Despite recommendations by the Center for Disease Control’s National Institute for Occupational Safety and Health (NIOSH) to “ensure that new trucks have air conditioning and repair systems in existing vehicles,” the workers’ employer, LSG Sky Chefs, has refused to equip all trucks in its catering fleet with air conditioning units, citing cost.

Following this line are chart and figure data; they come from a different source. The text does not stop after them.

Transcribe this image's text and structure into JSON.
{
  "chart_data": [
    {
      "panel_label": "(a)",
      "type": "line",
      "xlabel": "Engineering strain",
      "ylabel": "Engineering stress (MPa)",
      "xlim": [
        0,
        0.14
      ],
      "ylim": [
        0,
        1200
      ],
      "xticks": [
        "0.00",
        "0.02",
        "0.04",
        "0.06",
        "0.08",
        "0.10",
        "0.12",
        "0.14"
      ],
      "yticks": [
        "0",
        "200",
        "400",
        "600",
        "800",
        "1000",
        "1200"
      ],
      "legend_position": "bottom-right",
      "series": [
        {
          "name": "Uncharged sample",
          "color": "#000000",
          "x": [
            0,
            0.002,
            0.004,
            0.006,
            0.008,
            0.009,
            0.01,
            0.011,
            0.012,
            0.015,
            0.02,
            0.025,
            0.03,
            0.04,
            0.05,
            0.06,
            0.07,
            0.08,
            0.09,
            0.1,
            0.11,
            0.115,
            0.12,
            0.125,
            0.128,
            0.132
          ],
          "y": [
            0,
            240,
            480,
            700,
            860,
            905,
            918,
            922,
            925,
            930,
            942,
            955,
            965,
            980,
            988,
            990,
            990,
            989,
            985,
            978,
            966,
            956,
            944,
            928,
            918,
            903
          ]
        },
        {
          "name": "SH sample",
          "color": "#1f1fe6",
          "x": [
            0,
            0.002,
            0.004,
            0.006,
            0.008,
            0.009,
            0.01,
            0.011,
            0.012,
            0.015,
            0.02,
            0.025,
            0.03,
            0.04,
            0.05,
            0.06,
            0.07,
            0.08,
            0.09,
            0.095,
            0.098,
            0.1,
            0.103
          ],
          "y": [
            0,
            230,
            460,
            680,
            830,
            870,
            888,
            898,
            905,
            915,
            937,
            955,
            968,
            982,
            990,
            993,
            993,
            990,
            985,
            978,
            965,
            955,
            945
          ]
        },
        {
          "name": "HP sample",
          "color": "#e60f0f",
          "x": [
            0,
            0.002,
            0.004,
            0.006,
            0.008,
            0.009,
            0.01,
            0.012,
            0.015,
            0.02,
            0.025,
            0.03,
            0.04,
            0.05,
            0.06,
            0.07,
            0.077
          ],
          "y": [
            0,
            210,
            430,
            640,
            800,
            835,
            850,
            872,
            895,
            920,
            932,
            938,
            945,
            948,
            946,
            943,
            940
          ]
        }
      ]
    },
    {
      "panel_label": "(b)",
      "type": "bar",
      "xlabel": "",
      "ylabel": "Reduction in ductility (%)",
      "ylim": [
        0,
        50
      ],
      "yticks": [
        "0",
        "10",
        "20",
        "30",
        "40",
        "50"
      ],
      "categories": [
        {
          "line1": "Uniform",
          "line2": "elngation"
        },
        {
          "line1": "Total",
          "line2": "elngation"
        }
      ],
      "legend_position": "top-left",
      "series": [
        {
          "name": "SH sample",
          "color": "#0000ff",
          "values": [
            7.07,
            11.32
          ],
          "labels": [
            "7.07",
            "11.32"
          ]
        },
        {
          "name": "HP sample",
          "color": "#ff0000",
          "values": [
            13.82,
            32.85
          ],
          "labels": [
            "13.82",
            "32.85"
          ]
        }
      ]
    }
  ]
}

Drivers are calling on Sky Chefs to take immediate action by ensuring that all trucks have functioning air conditioning units, and also call on the company’s largest clients—American, Delta and United Airlines—to require that all trucks servicing their planes have functioning air conditioning.
Earlier this summer, planes were grounded here in Phoenix because it was too hot, but we were still out there working,“Earlier this summer, planes were grounded here in Phoenix because it was too hot, but we were still out there working,” said Jose Torres, a driver at Phoenix International Airport, “The conditions in our trucks are a tragedy waiting to happen. It’s incredible to me that I work in the desert, for a company that services a billion-dollar industry, but I can’t have a working air conditioner in my truck.”